Das Forschungsteam konnte herausarbeiten, dass Patientinnen und Patienten, die antivirale Medikamente erhielten, älter waren und über mehr Komorbiditäten verfügten. Der primäre Endpunkt der Studie wurde definiert als Fortbestehen von einem oder mehr von fünf zuvor festgelegten Symptomen, wie Husten, Atemnot, Malaise, Riechstörung oder Geschmacksstörung, welche sowohl am Tag 28 als auch am Tag 84 berichtet wurden. Im Vergleich zu keiner antiviralen Behandlung ließ sich für die therapierten Studienteilnehmenden eine relative Reduktion des Postinfektionsrisikos von 14 % ermitteln. Die Ergebnisse waren konsistent für alle drei eingesetzten antiviralen Medikamente: Beim separaten Vergleich einzelner antiviraler Medikamente mit der Gruppe ohne antivirale Therapie waren Ensitrelvir und Molnupiravir mit einem geringeren Risiko für PIS verbunden. Bei Nirmatrelvir sprachen die Punktschätzungen für den Einsatz von Nirmatrelvir. Der Zusammenhang erreichte jedoch keine statistische Signifikanz.
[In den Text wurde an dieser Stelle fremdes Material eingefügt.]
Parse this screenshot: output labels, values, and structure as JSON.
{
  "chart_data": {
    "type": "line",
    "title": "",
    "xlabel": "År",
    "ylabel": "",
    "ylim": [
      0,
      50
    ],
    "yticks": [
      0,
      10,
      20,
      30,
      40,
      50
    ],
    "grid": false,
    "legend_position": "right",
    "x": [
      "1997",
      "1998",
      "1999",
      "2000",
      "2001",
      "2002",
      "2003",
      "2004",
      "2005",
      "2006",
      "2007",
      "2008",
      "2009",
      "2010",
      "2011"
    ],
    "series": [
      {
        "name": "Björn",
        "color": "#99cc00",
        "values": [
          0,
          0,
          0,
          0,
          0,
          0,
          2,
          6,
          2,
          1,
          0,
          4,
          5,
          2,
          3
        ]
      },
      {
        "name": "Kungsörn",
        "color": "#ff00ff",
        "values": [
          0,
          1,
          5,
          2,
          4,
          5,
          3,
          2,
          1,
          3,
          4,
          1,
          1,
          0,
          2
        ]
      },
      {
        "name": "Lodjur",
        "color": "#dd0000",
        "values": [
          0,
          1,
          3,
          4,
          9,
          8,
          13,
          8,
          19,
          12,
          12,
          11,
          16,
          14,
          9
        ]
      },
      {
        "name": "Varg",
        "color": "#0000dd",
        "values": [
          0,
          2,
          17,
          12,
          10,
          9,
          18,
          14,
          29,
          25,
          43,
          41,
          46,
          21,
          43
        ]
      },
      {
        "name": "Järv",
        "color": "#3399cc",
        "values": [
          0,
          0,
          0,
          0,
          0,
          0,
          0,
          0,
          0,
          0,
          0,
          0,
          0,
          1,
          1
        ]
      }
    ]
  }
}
Mit der nachfolgenden Studie (ANCHOR-02) wurde untersucht, ob der frühzeitige Einsatz antiviraler Medikamente Postinfektionssymptome verhindern kann. Die Folgestudie brachte hervor, dass die Anwendung antiviraler Medikamente mit niedrigeren Raten eines Nichterreichens des üblichen Gesundheitszustandes assoziiert war. Eine zusätzliche Antibiotikaverordnung verblieb ohne Effekt.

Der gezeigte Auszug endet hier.